Mais de quel droit le Sénat se permet-il de modifier un projet de loi adopté par la Chambre des Communes? Parce que c’est un de ses pouvoirs. Et parce qu’un de ses rôles fondamentaux est d’étudier les projets de loi avec soin pour y déceler des erreurs ou faiblesses et en alerter les élus.
Depuis qu’une majorité de sénateurs, dont 16 conservateurs, ont décidé mercredi d’amender en profondeur le projet de loi C-377, présenté par un député et appuyé par le gouvernement, les critiques et les louanges à l’endroit de la Chambre haute s’entrecroisent.
«Nous continuons à appuyer la transparence des syndicats et les principes du projet de loi, qui reviendra à la Chambre comme le veut la procédure normale. Conformément à la procédure parlementaire, nous nous attendons à ce que le Sénat respecte la volonté de la Chambre des communes si le projet de loi devait être soumis de nouveau au Sénat», a immédiatement répliqué le porte-parole du premier ministre, Andrew McDougall, laissant entendre que le gouvernement userait de sa majorité pour revenir à la version originale.
(La réaction conservatrice fait sourire quand on se rappelle les manœuvres autour du projet de loi omnibus en matière de justice (C-10). Usant de leur majorité aux Communes, les conservateurs avaient rejeté en bloc toutes les modifications suggérées par l’opposition. Réalisant la valeur de six d’entre elles, le gouvernement avait dû se tourner vers le Sénat pour qu’il les apporte, ce qui fut fait. Le projet de loi est revenu aux Communes où la version amendée a été adoptée.)
«Je fait seulement le travail pour lequel on m’a nommé. Je n’ai pas été nommé pour tout approuver sans discussion», a rétorqué Richard Neufeld, un sénateur conservateur nommé par Stephen Harper en 2009.
Modifier un projet de loi n’est pas contraire aux usages de la Chambre haute, c’est même un de ses pouvoirs. Elle en use toutefois avec parcimonie, consciente de son manque de légitimité démocratique.
Mais on ne peut à la fois la blâmer quand elle approuve aveuglément les projets de loi et la critiquer quand, après avoir fait son travail consciencieusement, elle propose des amendements.
Le NPD, qui s’oppose au projet C-377, n’en conclut pas pour autant que le Sénat est utile.
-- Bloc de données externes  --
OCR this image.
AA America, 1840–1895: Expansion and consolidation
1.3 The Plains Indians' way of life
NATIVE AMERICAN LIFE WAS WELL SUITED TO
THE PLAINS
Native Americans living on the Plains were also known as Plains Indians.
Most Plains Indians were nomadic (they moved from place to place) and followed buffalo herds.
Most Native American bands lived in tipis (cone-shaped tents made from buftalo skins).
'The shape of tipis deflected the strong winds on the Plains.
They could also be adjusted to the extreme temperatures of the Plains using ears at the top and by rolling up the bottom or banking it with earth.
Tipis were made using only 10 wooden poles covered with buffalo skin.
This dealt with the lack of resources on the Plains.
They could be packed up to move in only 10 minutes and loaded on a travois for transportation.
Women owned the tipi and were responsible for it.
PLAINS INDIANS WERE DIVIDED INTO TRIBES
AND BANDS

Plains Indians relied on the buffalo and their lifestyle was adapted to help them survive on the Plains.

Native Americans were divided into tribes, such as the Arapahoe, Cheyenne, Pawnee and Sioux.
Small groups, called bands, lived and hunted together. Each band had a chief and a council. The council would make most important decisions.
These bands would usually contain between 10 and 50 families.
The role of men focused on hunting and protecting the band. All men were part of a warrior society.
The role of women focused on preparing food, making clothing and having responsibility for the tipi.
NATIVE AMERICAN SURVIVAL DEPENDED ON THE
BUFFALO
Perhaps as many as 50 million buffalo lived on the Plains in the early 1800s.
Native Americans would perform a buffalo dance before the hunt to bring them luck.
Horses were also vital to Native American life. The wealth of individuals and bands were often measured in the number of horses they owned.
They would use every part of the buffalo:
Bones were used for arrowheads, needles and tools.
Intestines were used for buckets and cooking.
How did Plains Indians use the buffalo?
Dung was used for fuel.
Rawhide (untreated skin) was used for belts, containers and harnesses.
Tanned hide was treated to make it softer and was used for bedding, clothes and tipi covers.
Selon les néo-démocrates qui souhaitent l’abolition de la Chambre haute, le Sénat est obligé d’intervenir parce que la Chambre des communes ne fonctionne pas correctement sous ce gouvernement qui n’en respecte ni l’esprit ni les traditions.
Ils n’ont pas tout à fait tort. Depuis trop d’années, les députés arrivent difficilement à jouer leur rôle de législateur et à rendre justice aux témoignages qu’ils entendent. Pour corriger le tir, pas besoin d’amendement constitutionnel. La bonne foi et le respect de nos institutions démocratiques par ceux qui les contrôlent pourraient suffire.
Mais le NPD ne peut nier en même temps que ce sursaut d’indépendance d’une poignée de sénateurs conservateurs a permis de mettre en relief les avantages que peut présenter une deuxième Chambre. Celle que nous avons a d’énormes défauts qui exigent d’être corrigés, mais est-il vraiment nécessaire de l’abolir?
Cet épisode nous montre, une fois de plus, qu’au-delà des élans populistes de certains, la réforme ou l’abolition du Sénat est un enjeu plus complexe qu’il n’y paraît ou que certains veulent bien admettre.